What would this simplify to?\[\Large \frac{ d }{ dx }( \int\limits_{\cos(66x)}^{1223}t^2+\ln t~dt )\]

Answer 2

This is sort of an amazing result. Think about how you evaluate ANY definite integral. What if those weird limits wire jsut simple numbers? What would you do?

1) Find the antiderivative.
2) Evaluate at the limits.

3) Deal with the pesky additional derivative.

If \(\dfrac{d}{dt}H(t) = h(t)\), then

Fundamental theorem: \(\dfrac{d}{dx}\left(\int_{f(x)}^{g(x)}h(t)\;dt\right) = \dfrac{d}{dx}\left(H(t)\mid_{f(x)}^{g(x)}\right) = \)

\( = \dfrac{d}{dx}\left[H(g(x)) - H(f(x))\right]= h(g(x)) - h(f(x))\)

Look at it until it soaks in. It's pretty much what you have been doing with integrals all along.

Answer 3

Small correction on that last line:\[= \dfrac{d}{dx}\left[H(g(x)) - H(f(x))\right]= h(g(x))g'(x) - h(f(x))f'(x)\]
What do you think Steve?
Still confused on this one?

Answer 4

Whoops, I did forget the Chain Rule, didn't I?! I was tired of coding.

The REAL point of the demonstration was H(t). We don't have to find it. We don't really even care if it exists.
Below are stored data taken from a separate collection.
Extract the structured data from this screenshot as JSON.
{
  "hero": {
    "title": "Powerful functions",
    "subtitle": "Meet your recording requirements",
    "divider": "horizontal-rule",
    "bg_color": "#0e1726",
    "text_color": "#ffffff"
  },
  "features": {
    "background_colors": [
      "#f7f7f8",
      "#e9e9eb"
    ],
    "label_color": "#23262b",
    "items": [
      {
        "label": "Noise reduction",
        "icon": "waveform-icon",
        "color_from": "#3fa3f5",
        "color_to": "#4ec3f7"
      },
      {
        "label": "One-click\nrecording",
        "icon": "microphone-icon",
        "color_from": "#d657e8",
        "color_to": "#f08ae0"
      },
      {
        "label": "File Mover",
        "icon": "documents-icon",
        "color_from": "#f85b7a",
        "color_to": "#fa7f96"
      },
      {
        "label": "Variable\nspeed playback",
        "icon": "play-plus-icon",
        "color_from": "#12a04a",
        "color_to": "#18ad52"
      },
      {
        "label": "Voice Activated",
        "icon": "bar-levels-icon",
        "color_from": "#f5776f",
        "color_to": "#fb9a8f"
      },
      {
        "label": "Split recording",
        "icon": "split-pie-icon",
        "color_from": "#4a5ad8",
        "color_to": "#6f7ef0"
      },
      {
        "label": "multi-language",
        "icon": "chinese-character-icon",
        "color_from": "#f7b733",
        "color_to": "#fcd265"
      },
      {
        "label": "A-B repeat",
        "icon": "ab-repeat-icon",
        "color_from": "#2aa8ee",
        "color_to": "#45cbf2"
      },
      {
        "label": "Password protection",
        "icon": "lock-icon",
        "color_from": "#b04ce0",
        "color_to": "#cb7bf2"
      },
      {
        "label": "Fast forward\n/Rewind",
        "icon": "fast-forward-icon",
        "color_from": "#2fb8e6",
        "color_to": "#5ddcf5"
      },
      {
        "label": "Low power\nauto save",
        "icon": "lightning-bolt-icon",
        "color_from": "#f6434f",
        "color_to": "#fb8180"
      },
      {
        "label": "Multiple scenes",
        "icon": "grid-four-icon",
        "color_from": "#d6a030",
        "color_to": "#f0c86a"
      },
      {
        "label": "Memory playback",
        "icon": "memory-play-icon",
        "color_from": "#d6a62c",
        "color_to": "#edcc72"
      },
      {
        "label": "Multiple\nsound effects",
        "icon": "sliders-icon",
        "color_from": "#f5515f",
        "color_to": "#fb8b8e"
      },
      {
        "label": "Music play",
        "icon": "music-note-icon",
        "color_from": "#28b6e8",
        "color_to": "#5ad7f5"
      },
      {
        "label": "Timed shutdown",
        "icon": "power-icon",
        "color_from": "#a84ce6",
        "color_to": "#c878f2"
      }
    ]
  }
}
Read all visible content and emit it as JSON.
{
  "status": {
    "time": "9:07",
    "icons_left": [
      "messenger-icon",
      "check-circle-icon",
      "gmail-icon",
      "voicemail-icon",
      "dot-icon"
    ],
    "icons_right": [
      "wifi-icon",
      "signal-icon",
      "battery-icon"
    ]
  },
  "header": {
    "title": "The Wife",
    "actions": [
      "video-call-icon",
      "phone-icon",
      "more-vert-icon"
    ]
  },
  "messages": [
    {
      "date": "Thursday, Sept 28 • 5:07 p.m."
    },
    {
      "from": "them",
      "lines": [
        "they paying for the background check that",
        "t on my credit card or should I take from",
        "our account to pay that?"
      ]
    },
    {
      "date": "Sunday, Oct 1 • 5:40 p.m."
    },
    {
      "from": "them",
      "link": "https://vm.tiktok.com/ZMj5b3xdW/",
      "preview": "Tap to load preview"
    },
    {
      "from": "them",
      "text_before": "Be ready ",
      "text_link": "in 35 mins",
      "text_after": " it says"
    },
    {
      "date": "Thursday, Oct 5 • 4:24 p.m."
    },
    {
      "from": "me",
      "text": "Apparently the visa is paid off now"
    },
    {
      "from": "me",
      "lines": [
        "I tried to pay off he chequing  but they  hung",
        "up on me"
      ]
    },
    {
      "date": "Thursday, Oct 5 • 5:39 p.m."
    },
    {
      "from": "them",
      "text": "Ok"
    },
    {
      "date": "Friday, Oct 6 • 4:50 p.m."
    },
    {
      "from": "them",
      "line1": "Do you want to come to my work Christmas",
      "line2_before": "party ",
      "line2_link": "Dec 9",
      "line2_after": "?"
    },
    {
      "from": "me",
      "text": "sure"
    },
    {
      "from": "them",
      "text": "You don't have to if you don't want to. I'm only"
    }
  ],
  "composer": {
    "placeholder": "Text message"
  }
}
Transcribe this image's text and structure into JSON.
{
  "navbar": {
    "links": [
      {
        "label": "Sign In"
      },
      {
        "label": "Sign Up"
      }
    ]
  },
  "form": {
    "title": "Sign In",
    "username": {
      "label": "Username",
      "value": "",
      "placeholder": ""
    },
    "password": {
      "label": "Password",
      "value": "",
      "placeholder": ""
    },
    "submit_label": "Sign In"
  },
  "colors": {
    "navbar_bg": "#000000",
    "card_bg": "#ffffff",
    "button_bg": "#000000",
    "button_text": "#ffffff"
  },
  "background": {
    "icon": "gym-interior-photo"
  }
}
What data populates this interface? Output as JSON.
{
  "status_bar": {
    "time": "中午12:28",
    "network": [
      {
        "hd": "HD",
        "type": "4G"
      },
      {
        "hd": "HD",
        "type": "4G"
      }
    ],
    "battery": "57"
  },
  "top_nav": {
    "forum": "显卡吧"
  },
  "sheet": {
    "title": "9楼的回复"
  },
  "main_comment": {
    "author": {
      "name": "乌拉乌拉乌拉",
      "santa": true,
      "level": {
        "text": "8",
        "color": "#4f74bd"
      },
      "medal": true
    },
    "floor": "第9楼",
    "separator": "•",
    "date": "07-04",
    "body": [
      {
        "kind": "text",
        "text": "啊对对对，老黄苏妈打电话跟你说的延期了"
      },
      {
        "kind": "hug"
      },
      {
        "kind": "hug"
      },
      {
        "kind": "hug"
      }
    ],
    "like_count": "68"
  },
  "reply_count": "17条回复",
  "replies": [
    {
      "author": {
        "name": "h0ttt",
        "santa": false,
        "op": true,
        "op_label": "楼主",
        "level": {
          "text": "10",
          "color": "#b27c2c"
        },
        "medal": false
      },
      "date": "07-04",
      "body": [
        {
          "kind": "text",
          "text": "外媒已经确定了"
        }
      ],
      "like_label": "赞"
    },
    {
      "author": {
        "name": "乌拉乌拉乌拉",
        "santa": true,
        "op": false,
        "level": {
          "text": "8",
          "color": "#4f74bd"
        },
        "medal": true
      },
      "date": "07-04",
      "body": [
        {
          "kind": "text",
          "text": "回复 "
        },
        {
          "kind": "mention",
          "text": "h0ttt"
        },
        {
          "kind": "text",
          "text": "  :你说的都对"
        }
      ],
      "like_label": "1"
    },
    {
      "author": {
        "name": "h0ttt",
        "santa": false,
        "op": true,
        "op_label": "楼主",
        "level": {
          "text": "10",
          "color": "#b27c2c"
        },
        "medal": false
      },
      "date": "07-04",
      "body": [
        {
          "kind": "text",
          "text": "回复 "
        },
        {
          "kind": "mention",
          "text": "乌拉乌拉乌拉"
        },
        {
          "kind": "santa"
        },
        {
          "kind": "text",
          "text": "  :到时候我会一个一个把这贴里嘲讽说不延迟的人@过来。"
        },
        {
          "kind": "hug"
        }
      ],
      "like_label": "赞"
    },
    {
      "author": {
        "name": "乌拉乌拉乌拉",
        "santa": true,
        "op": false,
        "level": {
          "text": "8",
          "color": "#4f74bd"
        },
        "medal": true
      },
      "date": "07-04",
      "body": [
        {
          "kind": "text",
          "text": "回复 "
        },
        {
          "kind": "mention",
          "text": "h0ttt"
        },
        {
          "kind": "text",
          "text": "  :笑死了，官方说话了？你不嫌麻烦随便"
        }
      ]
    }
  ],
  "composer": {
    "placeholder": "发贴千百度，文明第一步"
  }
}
Just play like it's there and move right to the end! (as correctly noted by zepdrix).

Answer 5

Suppose that \(\color{black}{\displaystyle \int f(x)\mathrm{d}x=F(x)+C }\).
Then, \(\color{black}{\displaystyle \left.\int_{b}^{g(t)} f(x)\mathrm{d}x=F(x)\right|_{x=b}^{x=g(t)}=F(g(t))-F(b) }\).

What is the derivative of \(\color{black}{\displaystyle F(g(t))-F(b) }\)?
By chain rule, knowing that \(\color{black}{\displaystyle F'(x)=f(x)}\), it should be \(\color{black}{\displaystyle f'(g(t))\times g'(t) }\).

So, you have \(\color{black}{\displaystyle \frac{d}{dt}\left(\int_{b}^{g(t)} f(x)\mathrm{d}x\right)=f'(g(t))\times g'(t) }\).

Answer 6

Now, suppose that both limits were functions of t, then by the same logic you have:

\(\color{black}{\displaystyle \frac{d}{dt}\left(\int_{k(t)}^{p(t)} f(x)\mathrm{d}x\right)=f'(p(t))\times p'(t) -f'(k(t))\times k'(t) }\)

Answer 7

Or, if your limits of integration are flipped as follows:

\(\color{black}{\displaystyle \frac{d}{dt}\left(\int_{g(t)}^{b} f(x)\mathrm{d}x\right)=\frac{d}{dt}\left(-\int_{b}^{g(t)} f(x)\mathrm{d}x\right) =-f'(g(t))g'(t)}\)

Answer 8

this is really not that complicated

Answer 9

first change \[( \int\limits_{\cos(66x)}^{1223}t^2+\ln t~dt )\] to \[-\int\limits_{1223)}^{\cos(66x)}t^2+\ln t~dt \]

Answer 10

then, where you see a \(t\) put \(\cos(66x)\) and finally multiply by the derivative of \(\cos(66x)\)

Answer 11

as we say in math english, the derivative of the integral is the integrand
aka the fundamental theorem of calculus

Answer 12

Thank you all who replied! I think I understand it a little more now. I have a question: so the b value of the integral can be completely ignored since it's a constant?

Answer 13

yes, its a constant so if you plug in and take derivative it turns to 0

Answer 14

Yes, because with b in one of the limits, you are differentiating F(b) (which is a constant) with respect to t, and derivative of a constant is ....

Answer 15

zero! Ah thank you.

Answer 16

yw

Answer 17

Basically, the point here (as other people expressed before me) is (1) you really don't care what the integral of this function would be, (2) the chain rule for whatever function is in the limits of the integral.